La persécution des juifs
«La séduction du scandale» détruit les personnes, comme c’est arrivé pour Naboth qui voulait seulement «être fidèle à l’héritage de ses ancêtres», ne pas le brader. L’histoire de saint Étienne est exemplaire aussi. Il fait une long discours pour se défendre mais ceux qui l’accusaient préfèrent le lapider plutôt que d’écouter la vérité. «Ceci est le drame de l’avidité humaine». Beaucoup de personnes sont en effet détruites par une communication malveillante.
«Beaucoup de personnes, beaucoup de pays sont détruits par des dictatures mauvaises et calomnieuses. Pensons par exemple aux dictatures du siècle passé. Pensons à la persécution des juifs, par exemple. Une communication calomnieuse, contre les juifs, et ils ont fini à Auschwitz parce qu’ils ne méritaient pas de vivre. Oh, c’est une erreur, mais une erreur qui arrive aujourd’hui : dans les petites sociétés, dans les personnes et dans de nombreux pays.
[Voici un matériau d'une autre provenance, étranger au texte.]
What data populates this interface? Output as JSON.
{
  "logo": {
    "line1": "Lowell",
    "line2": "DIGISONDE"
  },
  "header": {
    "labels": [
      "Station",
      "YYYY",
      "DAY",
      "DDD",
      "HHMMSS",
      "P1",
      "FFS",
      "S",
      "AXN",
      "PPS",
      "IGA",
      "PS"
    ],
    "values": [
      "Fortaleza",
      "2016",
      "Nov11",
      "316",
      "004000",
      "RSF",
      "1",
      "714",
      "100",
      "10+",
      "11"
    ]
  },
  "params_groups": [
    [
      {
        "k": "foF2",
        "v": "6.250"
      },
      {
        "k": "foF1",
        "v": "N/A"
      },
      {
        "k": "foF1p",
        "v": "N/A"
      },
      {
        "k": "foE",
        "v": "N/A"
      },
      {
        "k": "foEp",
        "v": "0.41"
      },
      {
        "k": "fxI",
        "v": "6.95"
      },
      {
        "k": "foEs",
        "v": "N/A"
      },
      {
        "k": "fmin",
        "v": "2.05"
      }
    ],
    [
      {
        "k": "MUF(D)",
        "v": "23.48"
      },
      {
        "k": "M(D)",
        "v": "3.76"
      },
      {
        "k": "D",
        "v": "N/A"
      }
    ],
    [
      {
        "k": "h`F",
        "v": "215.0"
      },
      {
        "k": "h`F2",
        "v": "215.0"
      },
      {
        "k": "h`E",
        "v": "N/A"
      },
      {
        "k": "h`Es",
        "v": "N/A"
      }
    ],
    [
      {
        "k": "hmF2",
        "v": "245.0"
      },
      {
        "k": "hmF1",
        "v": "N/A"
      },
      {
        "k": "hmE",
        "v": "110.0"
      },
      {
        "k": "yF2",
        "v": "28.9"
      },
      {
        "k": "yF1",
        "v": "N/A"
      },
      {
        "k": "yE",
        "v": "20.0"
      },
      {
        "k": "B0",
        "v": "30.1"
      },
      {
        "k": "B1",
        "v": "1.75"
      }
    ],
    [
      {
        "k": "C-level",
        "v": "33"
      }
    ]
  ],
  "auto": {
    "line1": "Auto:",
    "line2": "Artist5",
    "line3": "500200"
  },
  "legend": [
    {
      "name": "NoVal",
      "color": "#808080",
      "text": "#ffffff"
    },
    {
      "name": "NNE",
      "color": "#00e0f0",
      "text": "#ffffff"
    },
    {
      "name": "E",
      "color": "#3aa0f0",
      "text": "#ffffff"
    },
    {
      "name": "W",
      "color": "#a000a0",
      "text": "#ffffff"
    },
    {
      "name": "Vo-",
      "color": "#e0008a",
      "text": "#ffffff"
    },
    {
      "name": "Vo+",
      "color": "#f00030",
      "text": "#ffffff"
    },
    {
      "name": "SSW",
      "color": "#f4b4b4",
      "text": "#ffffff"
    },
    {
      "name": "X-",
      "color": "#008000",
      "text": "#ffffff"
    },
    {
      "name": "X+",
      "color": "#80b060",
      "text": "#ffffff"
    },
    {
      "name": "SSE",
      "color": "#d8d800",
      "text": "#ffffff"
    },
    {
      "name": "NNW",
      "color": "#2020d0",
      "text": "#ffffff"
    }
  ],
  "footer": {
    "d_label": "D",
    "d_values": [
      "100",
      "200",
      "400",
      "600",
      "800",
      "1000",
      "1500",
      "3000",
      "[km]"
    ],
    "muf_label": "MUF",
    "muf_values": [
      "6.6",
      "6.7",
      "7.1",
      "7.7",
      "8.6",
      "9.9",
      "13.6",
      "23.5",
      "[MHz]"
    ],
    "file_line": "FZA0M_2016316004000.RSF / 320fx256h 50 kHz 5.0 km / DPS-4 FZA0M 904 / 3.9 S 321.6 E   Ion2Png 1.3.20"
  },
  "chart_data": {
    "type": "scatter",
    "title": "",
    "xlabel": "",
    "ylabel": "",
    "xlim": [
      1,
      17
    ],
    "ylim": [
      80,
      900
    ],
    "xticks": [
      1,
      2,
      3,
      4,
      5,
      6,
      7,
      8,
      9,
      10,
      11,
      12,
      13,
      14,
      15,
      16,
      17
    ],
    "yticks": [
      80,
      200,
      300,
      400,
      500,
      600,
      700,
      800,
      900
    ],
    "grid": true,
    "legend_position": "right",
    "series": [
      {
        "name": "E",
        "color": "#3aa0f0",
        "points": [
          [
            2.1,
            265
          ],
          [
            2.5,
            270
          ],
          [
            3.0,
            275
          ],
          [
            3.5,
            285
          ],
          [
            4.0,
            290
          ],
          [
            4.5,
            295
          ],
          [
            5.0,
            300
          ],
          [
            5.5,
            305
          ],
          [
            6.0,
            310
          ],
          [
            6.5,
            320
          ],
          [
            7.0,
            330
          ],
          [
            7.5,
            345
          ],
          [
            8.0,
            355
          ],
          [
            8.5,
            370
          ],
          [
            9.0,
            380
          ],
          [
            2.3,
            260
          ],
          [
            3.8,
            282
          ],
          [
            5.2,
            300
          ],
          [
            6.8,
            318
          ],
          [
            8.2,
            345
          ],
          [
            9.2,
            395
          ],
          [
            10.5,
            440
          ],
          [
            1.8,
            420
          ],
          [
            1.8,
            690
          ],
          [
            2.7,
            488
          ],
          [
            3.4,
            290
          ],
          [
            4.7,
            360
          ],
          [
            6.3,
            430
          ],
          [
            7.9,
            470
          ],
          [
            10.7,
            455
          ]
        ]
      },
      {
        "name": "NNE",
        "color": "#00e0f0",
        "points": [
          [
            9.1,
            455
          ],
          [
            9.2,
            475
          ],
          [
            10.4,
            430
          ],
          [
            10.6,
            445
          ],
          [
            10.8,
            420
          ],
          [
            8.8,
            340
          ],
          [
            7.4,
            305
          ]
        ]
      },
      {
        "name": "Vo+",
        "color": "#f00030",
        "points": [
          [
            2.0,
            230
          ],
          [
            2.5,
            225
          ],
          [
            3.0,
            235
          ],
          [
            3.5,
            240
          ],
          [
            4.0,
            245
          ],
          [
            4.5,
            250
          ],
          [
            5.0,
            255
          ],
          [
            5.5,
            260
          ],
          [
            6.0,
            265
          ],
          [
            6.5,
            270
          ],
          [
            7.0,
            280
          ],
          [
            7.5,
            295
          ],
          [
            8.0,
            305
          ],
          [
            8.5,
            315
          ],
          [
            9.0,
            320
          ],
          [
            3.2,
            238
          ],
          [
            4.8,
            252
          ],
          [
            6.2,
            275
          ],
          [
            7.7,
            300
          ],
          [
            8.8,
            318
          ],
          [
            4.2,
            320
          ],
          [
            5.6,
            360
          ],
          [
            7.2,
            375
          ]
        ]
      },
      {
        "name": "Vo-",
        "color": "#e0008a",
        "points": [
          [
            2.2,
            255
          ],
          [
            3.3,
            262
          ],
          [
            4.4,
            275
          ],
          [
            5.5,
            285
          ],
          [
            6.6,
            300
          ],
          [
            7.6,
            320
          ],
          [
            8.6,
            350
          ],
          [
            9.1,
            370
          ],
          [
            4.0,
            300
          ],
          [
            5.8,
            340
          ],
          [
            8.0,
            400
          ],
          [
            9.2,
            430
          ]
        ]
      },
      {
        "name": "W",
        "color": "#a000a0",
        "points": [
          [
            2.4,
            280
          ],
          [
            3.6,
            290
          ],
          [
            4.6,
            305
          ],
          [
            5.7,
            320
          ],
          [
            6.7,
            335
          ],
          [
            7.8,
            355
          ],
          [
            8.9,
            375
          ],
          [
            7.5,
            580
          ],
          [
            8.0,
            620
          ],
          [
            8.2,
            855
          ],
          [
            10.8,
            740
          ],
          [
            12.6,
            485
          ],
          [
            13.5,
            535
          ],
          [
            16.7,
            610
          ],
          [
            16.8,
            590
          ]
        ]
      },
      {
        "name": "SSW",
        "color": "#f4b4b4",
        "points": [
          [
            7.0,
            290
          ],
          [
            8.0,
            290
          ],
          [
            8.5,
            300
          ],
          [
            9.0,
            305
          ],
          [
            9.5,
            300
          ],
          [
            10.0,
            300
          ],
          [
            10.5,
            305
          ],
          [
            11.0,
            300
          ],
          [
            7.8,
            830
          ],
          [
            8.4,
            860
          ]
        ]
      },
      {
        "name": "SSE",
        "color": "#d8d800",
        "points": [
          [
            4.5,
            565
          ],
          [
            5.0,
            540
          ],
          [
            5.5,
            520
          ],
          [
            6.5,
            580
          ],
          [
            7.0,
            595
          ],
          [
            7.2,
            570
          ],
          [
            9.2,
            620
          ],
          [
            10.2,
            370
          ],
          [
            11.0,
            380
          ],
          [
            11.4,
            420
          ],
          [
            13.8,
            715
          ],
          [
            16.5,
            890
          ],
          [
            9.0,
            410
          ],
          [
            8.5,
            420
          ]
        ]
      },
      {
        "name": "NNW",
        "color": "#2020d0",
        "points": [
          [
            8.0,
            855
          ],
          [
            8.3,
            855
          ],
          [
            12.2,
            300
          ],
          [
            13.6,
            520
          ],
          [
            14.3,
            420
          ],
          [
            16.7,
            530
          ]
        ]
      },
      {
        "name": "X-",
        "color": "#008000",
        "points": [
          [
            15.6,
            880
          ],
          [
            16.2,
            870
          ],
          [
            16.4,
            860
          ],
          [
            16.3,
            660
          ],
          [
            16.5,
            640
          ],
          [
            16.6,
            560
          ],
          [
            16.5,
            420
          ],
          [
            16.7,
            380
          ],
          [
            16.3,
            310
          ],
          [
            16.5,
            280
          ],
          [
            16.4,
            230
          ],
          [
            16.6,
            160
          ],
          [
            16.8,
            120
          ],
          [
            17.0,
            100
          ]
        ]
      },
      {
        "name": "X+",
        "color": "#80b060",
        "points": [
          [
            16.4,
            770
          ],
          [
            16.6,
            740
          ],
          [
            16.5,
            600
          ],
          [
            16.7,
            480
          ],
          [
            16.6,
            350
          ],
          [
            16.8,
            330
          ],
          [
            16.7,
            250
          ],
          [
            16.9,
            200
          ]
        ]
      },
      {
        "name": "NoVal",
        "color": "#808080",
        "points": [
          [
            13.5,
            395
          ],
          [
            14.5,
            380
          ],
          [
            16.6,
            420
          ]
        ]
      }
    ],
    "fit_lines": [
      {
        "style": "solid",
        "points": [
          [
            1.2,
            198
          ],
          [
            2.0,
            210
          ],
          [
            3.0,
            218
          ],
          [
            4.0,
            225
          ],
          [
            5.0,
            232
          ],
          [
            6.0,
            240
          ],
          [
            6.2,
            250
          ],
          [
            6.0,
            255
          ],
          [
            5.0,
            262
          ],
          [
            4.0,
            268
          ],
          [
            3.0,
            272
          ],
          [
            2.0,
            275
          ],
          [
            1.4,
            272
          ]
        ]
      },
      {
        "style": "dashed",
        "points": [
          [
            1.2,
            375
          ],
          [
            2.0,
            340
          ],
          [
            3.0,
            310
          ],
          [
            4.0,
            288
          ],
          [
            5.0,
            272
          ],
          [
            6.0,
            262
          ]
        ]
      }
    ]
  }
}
Le premier pas, c’est de s’approprier la communication, et ensuite, la destruction, le jugement, et la mort.»
Relire l’histoire de Naboth
L’apôtre Jacques parle justement de la «capacité destructrice de la communication malveillante». En conclusion, relisons l’histoire de Naboth dans le chapitre 21 du Premier Livre des Rois, et pensons à «tellement de personnes détruites, tellement de pays détruits, tellement de dictatures avec des “gants blancs” qui ont détruit les pays».